Q) Working as a journalist is becoming increasingly difficult in India. Do you think there are some initiatives that can be taken by the journalist fraternity?

The problem is that we are so divided as a fraternity today. Look at those who have become trumpet blowers and apologists for the government. Are they doing journalism? They are already on the side of the government. Now, what kind of journalism is that? The media can never be with the ruling party. So, they are not doing journalism but are still calling themselves journalists.

As far as the rest of the fraternity is concerned, I think we need to be together. There are so many people across the board who believe in free speech, who believe in rule of law, who believe that criticism of the government is an integral part of a democracy. All those who share the same belief should come together and fight a united battle.

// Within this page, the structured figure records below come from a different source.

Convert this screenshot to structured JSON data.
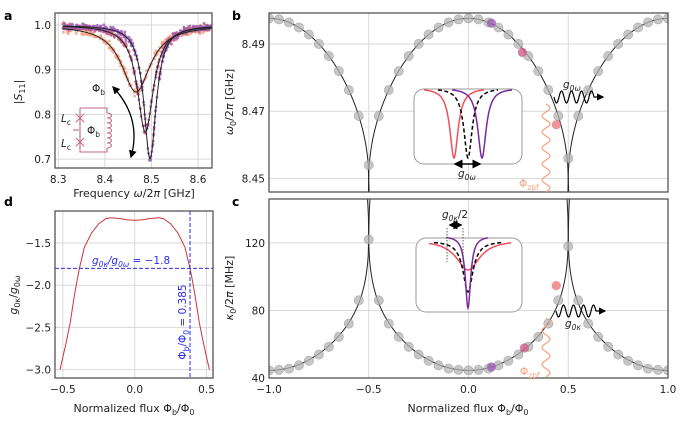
{
  "labels": {
    "a": {
      "letter": "a",
      "ylabel": [
        "|",
        "S",
        "11",
        "|"
      ],
      "xlabel": [
        "Frequency ",
        "ω",
        "/2",
        "π",
        " [GHz]"
      ],
      "arrow_flux": [
        "Φ",
        "b"
      ],
      "circuit_flux": [
        "Φ",
        "b"
      ],
      "lc_top": [
        "L",
        "c"
      ],
      "lc_bottom": [
        "L",
        "c"
      ]
    },
    "b": {
      "letter": "b",
      "ylabel": [
        "ω",
        "0",
        "/2",
        "π",
        " [GHz]"
      ],
      "inset_shift": [
        "g",
        "0ω"
      ],
      "wave_label": [
        "g",
        "0ω"
      ],
      "zpf": [
        "Φ",
        "zpf"
      ]
    },
    "c": {
      "letter": "c",
      "ylabel": [
        "κ",
        "0",
        "/2",
        "π",
        " [MHz]"
      ],
      "xlabel": [
        "Normalized flux Φ",
        "b",
        "/Φ",
        "0"
      ],
      "inset_shift": [
        "g",
        "0κ",
        "/2"
      ],
      "wave_label": [
        "g",
        "0κ"
      ],
      "zpf": [
        "Φ",
        "zpf"
      ]
    },
    "d": {
      "letter": "d",
      "ylabel": [
        "g",
        "0κ",
        "/",
        "g",
        "0ω"
      ],
      "xlabel": [
        "Normalized flux Φ",
        "b",
        "/Φ",
        "0"
      ],
      "hline_label": [
        "g",
        "0κ",
        "/",
        "g",
        "0ω",
        " = −1.8"
      ],
      "vline_label": [
        "Φ",
        "b",
        "/Φ",
        "0",
        " = 0.385"
      ]
    }
  },
  "colors": {
    "salmon": "#f6a285",
    "pink": "#c8608a",
    "purple": "#9b5fb5",
    "red_curve": "#c8373a",
    "blue": "#2b2bf0",
    "orange": "#f6a27a",
    "gray_point": "#b5b5b5",
    "inset_red": "#f0505a",
    "inset_purple": "#7a2a9a"
  },
  "chart_data": [
    {
      "panel": "a",
      "type": "scatter",
      "xlim": [
        8.293,
        8.63
      ],
      "ylim": [
        0.68,
        1.027
      ],
      "grid": true,
      "xticks": [
        8.3,
        8.4,
        8.5,
        8.6
      ],
      "xticklabels": [
        "8.3",
        "8.4",
        "8.5",
        "8.6"
      ],
      "yticks": [
        0.7,
        0.8,
        0.9,
        1.0
      ],
      "yticklabels": [
        "0.7",
        "0.8",
        "0.9",
        "1.0"
      ],
      "series": [
        {
          "color": "#f6a285",
          "center_GHz": 8.467,
          "min": 0.85,
          "linewidth_GHz": 0.075
        },
        {
          "color": "#c8608a",
          "center_GHz": 8.487,
          "min": 0.76,
          "linewidth_GHz": 0.042
        },
        {
          "color": "#9b5fb5",
          "center_GHz": 8.497,
          "min": 0.7,
          "linewidth_GHz": 0.032
        }
      ]
    },
    {
      "panel": "b",
      "type": "scatter",
      "xlim": [
        -1,
        1
      ],
      "ylim": [
        8.446,
        8.4992
      ],
      "grid": true,
      "xticks": [
        -0.5,
        0,
        0.5
      ],
      "yticks": [
        8.45,
        8.47,
        8.49
      ],
      "yticklabels": [
        "8.45",
        "8.47",
        "8.49"
      ],
      "fit": {
        "offset": 8.4496,
        "amplitude": 0.048
      },
      "x": [
        -1.0,
        -0.95,
        -0.9,
        -0.85,
        -0.8,
        -0.75,
        -0.7,
        -0.65,
        -0.6,
        -0.55,
        -0.5,
        -0.45,
        -0.4,
        -0.35,
        -0.3,
        -0.25,
        -0.2,
        -0.15,
        -0.1,
        -0.05,
        0,
        0.05,
        0.1,
        0.15,
        0.2,
        0.25,
        0.3,
        0.35,
        0.4,
        0.45,
        0.5,
        0.55,
        0.6,
        0.65,
        0.7,
        0.75,
        0.8,
        0.85,
        0.9,
        0.95,
        1.0
      ],
      "y": [
        8.4976,
        8.4973,
        8.4964,
        8.4949,
        8.4928,
        8.49,
        8.4864,
        8.4819,
        8.4763,
        8.4686,
        8.454,
        8.4686,
        8.4763,
        8.4819,
        8.4864,
        8.49,
        8.4928,
        8.4949,
        8.4964,
        8.4973,
        8.4976,
        8.4973,
        8.4964,
        8.4949,
        8.4928,
        8.49,
        8.4864,
        8.4819,
        8.4763,
        8.4686,
        8.456,
        8.4686,
        8.4763,
        8.4819,
        8.4864,
        8.49,
        8.4928,
        8.4949,
        8.4964,
        8.4973,
        8.4976
      ],
      "highlighted": [
        {
          "x": 0.115,
          "y": 8.4962,
          "color": "#9b5fb5"
        },
        {
          "x": 0.27,
          "y": 8.4875,
          "color": "#c8608a"
        },
        {
          "x": 0.44,
          "y": 8.466,
          "color": "#eb7a80"
        }
      ]
    },
    {
      "panel": "c",
      "type": "scatter",
      "xlim": [
        -1,
        1
      ],
      "ylim": [
        40,
        146
      ],
      "grid": true,
      "xticks": [
        -1,
        -0.5,
        0,
        0.5,
        1
      ],
      "xticklabels": [
        "−1.0",
        "−0.5",
        "0.0",
        "0.5",
        "1.0"
      ],
      "yticks": [
        40,
        80,
        120
      ],
      "yticklabels": [
        "40",
        "80",
        "120"
      ],
      "fit": {
        "offset": 44.5,
        "linear": 62,
        "quartic": 18
      },
      "x": [
        -1.0,
        -0.95,
        -0.9,
        -0.85,
        -0.8,
        -0.75,
        -0.7,
        -0.65,
        -0.6,
        -0.55,
        -0.5,
        -0.45,
        -0.4,
        -0.35,
        -0.3,
        -0.25,
        -0.2,
        -0.15,
        -0.1,
        -0.05,
        0,
        0.05,
        0.1,
        0.15,
        0.2,
        0.25,
        0.3,
        0.35,
        0.4,
        0.45,
        0.5,
        0.55,
        0.6,
        0.65,
        0.7,
        0.75,
        0.8,
        0.85,
        0.9,
        0.95,
        1.0
      ],
      "y": [
        44.5,
        44.8,
        45.5,
        47.5,
        50.2,
        53.9,
        58.5,
        64.4,
        72.2,
        86,
        122,
        86,
        72.2,
        64.4,
        58.5,
        53.9,
        50.2,
        47.5,
        45.5,
        44.8,
        44.5,
        44.8,
        45.5,
        47.5,
        50.2,
        53.9,
        58.5,
        64.4,
        72.2,
        86,
        118,
        86,
        72.2,
        64.4,
        58.5,
        53.9,
        50.2,
        47.5,
        45.5,
        44.8,
        44.5
      ],
      "highlighted": [
        {
          "x": 0.115,
          "y": 46.5,
          "color": "#9b5fb5"
        },
        {
          "x": 0.28,
          "y": 57.8,
          "color": "#c8608a"
        },
        {
          "x": 0.44,
          "y": 94.7,
          "color": "#eb7a80"
        }
      ]
    },
    {
      "panel": "d",
      "type": "line",
      "xlim": [
        -0.555,
        0.545
      ],
      "ylim": [
        -3.1,
        -1.12
      ],
      "grid": true,
      "xticks": [
        -0.5,
        0,
        0.5
      ],
      "xticklabels": [
        "−0.5",
        "0.0",
        "0.5"
      ],
      "yticks": [
        -3.0,
        -2.5,
        -2.0,
        -1.5
      ],
      "yticklabels": [
        "−3.0",
        "−2.5",
        "−2.0",
        "−1.5"
      ],
      "x": [
        -0.52,
        -0.5,
        -0.48,
        -0.45,
        -0.42,
        -0.4,
        -0.385,
        -0.35,
        -0.3,
        -0.25,
        -0.2,
        -0.17,
        -0.1,
        -0.05,
        0,
        0.05,
        0.1,
        0.17,
        0.2,
        0.25,
        0.3,
        0.35,
        0.385,
        0.4,
        0.42,
        0.45,
        0.48,
        0.5,
        0.52
      ],
      "y": [
        -3.0,
        -2.85,
        -2.7,
        -2.45,
        -2.12,
        -1.93,
        -1.8,
        -1.55,
        -1.38,
        -1.27,
        -1.21,
        -1.2,
        -1.21,
        -1.225,
        -1.23,
        -1.225,
        -1.21,
        -1.2,
        -1.21,
        -1.27,
        -1.38,
        -1.55,
        -1.8,
        -1.93,
        -2.12,
        -2.45,
        -2.7,
        -2.85,
        -3.0
      ],
      "hline": -1.8,
      "vline": 0.385
    }
  ]
}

I have been calling on the need to approach the Supreme Court and seek revocation of the law against criminal defamation. It is meant to curb our right to free speech and it has been scrapped in many other countries. So, why do we still have this colonial law in India?

Q) After your resignation from the Editors Guild of India, has there been any communication from any of the members?

Some members communicated to me and asked me to withdraw my resignation but I feel that there are other groups I can be a part of, groups that do what they are supposed to. It becomes difficult to be a part of a group that cannot take a strong stance on matters because some members have a right-wing leaning.